Chicken is the ubiquitous food of our era, crossing multiple cultural boundaries with ease. With its mild taste and uniform texture, chicken presents an intriguingly blank canvas for the flavor palette of almost any cuisine.
A generation of Britons is coming of age in the belief that chicken tikka masala is the national dish, and the same thing is happening in China with Kentucky Fried Chicken. Long after the time when most families had a few hens running around the yard that could be grabbed and turned into dinner, chicken remains a nostalgic, evocative dish for most Americans.
How did the chicken achieve such cultural and culinary dominance? It is all the more surprising in light of the belief by many archaeologists that chickens were first domesticated not for eating but for cockfighting.

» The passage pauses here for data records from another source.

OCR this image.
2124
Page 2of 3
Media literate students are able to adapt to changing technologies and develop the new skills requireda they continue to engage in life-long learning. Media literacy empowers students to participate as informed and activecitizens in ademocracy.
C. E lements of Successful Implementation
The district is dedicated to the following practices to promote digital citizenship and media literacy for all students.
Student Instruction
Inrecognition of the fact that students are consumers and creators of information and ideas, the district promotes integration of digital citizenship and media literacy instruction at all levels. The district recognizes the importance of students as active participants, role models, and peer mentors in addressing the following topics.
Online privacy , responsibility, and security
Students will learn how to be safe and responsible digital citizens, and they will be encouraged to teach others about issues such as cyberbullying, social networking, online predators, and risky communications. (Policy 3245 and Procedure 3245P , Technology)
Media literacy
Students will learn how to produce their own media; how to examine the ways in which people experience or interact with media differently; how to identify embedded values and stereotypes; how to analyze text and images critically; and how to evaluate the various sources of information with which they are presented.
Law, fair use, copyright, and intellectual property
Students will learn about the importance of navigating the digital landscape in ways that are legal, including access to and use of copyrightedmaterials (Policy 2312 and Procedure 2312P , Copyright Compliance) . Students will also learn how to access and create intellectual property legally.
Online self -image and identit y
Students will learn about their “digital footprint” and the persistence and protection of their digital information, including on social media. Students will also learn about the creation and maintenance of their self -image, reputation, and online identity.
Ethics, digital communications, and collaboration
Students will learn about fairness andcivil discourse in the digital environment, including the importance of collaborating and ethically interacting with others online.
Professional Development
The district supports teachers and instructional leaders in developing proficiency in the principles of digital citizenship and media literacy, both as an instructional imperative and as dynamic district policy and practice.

Until the advent of large-scale industrial production in the 20th century, the economic and nutritional contribution of chickens was modest.
Nonetheless, the chicken has inspired contributions to culture, art, cuisine, science and religion over the millennia. Chickens were, and still are, a sacred animal in some cultures. The prodigious and ever-watchful hen was a worldwide symbol of nurturance and fertility. Eggs hung in Egyptian temples to ensure a bountiful river flood. The lusty rooster (a.k.a. cock) was a universal signifier of virility—but also, in the ancient Persian faith of Zoroastrianism, a benign spirit that crowed at dawn to herald a turning point in the cosmic struggle between darkness and light.
For the Romans, the chicken’s killer app was fortunetelling, especially during wartime. Chickens accompanied Roman armies, and their behavior was carefully observed before battle; a good appetite meant victory was likely.